The Rentals – Lost in Alphaville

In Limbo

The Rentals have always been an amalgamation: a band cobbled together from members of other bands, with a lineup that changed with each album, centered around frontman Matt Sharp, formerly the bassist of Weezer in their earlier days. Sharp left Weezer after Pinkerton (1996), and focused on the Rentals, releasing first Return of the Rentals (1995), and then 1999’s Seven More Minutes, which was about time he spent in Spain with a significant other. But the Rentals dissipated for several years after that album, coming back together in 2005 to release some smaller projects, like the multimedia Songs About Time (2009). Lost in Alphaville is the band’s third album and the first full-length since 1999, and it’s got a shiny new lineup to match: Patrick Carney of the Black Keys, Ryen Slegr of Ozma, Lauren Chipman of Section Quartet, and Holly Laessig and Jess Wolfe of Lucius on vocals.

Despite the prestige of its cast, Lost in Alphaville falls flat. The album was intended as a return to Seven More Minutes, a revisitation of that album’s people, places and emotions, as the opening track “It’s Time to Come Home” might suggest. But Lost in Alphaville feels, well, lost—hovering in some distant limbo, unsure where it’s going, inert and a bit hesitant. “It’s Time to Come Home” attempts to engage the listener with a big, epic sound, starting with shivering, distorted bassy guitar tones and eerie breathing, until the synths come crashing in, rocking and swaying. It may be bombastic, but it’s nothing special.

The rest of the album continues in much the same way, with shiny pop-rock melodies and youthful energy, perhaps due in part to Carney’s enthusiastic percussion. “Traces of Our Tears,” with its beating drums and synths and duetting male/female vocals, almost sounds like Stars, but there’s a lyrical simplicity here that belies that comparison. “We’re traveling through the atmosphere / moving through the vanished years,” Laessig and Wolfe sing, giving the first hint of the album’s rather tired space travel theme.

The songs on Lost in Alphaville don’t add much to discussions about love or life, lyrically or musically. “Stardust,” about the ephemerality of flings and human life in general, almost sounds a bit immature, as does the spacey “Damaris” and “Thought of Sound” (where we hear the exhausted cliche, “you are as free as a sunset”).

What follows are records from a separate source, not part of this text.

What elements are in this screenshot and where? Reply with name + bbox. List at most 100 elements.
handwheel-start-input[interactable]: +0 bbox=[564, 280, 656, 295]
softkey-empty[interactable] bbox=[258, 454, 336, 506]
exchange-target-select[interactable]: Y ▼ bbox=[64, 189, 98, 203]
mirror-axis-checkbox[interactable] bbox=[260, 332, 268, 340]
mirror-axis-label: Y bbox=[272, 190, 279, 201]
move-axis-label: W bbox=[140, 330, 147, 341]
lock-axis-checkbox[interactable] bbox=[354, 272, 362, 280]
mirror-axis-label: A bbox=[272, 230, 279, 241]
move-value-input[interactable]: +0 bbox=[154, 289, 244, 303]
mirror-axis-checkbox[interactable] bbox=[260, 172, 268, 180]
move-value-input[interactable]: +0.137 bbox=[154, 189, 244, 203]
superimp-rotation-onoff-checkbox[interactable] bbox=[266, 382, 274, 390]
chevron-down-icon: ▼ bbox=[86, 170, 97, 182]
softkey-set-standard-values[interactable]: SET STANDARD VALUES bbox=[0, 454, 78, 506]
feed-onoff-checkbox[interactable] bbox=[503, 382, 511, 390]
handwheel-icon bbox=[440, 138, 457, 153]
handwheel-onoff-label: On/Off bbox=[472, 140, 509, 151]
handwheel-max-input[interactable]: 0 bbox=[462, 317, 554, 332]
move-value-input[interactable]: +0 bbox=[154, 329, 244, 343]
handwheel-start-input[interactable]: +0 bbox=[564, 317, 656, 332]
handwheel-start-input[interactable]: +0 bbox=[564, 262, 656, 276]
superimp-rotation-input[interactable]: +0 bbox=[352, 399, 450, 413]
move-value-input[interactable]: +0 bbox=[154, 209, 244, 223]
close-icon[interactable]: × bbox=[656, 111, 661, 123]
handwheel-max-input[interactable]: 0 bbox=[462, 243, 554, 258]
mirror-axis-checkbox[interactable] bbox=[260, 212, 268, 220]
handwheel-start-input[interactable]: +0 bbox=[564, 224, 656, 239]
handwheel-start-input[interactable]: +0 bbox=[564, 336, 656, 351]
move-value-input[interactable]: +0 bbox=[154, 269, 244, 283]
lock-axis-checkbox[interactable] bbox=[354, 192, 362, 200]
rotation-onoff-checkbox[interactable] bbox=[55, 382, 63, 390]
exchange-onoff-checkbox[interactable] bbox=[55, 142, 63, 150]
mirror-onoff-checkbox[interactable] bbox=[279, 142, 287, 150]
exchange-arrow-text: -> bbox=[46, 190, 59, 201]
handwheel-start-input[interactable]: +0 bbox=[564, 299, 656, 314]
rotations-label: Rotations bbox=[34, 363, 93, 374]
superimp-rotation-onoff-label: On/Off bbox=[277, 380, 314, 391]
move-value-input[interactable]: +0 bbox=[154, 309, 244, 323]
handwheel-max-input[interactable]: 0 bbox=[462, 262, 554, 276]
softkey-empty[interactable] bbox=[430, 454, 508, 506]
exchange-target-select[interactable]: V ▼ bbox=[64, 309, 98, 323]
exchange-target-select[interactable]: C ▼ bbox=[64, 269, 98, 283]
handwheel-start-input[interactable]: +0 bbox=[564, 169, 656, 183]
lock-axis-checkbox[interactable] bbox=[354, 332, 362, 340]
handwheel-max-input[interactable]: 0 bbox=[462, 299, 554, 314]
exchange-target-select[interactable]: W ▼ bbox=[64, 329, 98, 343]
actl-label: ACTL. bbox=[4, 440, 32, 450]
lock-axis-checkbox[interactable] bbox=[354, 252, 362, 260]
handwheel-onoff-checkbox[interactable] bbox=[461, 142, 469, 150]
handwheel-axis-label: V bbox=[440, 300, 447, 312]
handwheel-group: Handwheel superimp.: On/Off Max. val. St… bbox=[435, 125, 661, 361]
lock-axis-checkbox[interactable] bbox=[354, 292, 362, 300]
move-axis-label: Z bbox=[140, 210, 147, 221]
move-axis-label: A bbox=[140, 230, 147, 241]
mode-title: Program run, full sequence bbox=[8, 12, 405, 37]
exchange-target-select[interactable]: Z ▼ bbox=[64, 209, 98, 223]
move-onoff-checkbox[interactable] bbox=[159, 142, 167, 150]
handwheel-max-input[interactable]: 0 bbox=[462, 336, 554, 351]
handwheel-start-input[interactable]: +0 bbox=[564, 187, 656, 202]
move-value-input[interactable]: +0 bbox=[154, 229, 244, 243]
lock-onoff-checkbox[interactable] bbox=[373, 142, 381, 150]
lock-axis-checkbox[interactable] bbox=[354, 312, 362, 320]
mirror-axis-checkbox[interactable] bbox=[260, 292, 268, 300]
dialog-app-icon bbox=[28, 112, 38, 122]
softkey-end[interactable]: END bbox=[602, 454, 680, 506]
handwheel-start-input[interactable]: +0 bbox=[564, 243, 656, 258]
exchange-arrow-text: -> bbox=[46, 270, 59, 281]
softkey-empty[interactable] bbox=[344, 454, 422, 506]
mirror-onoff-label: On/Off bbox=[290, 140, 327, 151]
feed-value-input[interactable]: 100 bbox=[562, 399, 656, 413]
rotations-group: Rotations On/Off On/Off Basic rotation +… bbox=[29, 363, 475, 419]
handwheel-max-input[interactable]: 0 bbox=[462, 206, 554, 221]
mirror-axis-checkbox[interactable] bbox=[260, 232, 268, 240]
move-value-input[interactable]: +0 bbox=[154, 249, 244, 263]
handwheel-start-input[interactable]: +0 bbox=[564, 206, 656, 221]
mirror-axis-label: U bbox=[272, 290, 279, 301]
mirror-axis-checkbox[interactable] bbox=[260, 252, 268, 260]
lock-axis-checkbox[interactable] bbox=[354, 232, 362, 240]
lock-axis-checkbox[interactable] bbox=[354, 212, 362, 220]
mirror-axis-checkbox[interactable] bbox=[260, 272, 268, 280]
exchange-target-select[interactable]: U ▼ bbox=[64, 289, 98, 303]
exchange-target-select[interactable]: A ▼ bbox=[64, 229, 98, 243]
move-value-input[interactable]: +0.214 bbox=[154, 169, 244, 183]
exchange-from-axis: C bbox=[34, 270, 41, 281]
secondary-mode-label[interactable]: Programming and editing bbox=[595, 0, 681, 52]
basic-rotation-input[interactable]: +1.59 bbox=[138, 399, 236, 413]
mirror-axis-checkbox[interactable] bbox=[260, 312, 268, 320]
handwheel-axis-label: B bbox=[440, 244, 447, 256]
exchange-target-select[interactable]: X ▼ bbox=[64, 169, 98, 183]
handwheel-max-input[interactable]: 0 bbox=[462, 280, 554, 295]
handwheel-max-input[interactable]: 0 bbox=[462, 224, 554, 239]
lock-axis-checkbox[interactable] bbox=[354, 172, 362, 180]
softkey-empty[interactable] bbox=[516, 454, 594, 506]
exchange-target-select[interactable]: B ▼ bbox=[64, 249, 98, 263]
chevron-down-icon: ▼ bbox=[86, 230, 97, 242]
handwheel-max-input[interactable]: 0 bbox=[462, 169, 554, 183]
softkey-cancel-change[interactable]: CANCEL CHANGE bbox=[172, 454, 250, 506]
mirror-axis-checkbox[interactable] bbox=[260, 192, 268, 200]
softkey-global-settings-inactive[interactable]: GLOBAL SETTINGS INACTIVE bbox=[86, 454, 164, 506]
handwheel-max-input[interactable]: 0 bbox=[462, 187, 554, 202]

Other tracks are just simple, generic pop, like “Irrational Things” and “Seven Years,” which tries to salvage its uniqueness with a few synths and a little piano bridge, but it’s not really enough to help.

The album edges toward something more worthwhile on its closing track, “The Future,” which is a little less formulaic than the preceding tracks, experimenting with different rhythms and tempos, adding more effects. Maybe the Rentals are coming into their own here, if they forsake the recipe-driven pop of the rest of the album. Lost in Alphaville is hung up on the past, in many ways, and maybe what the Rentals really need to do, as the closing track implies, is look to the future.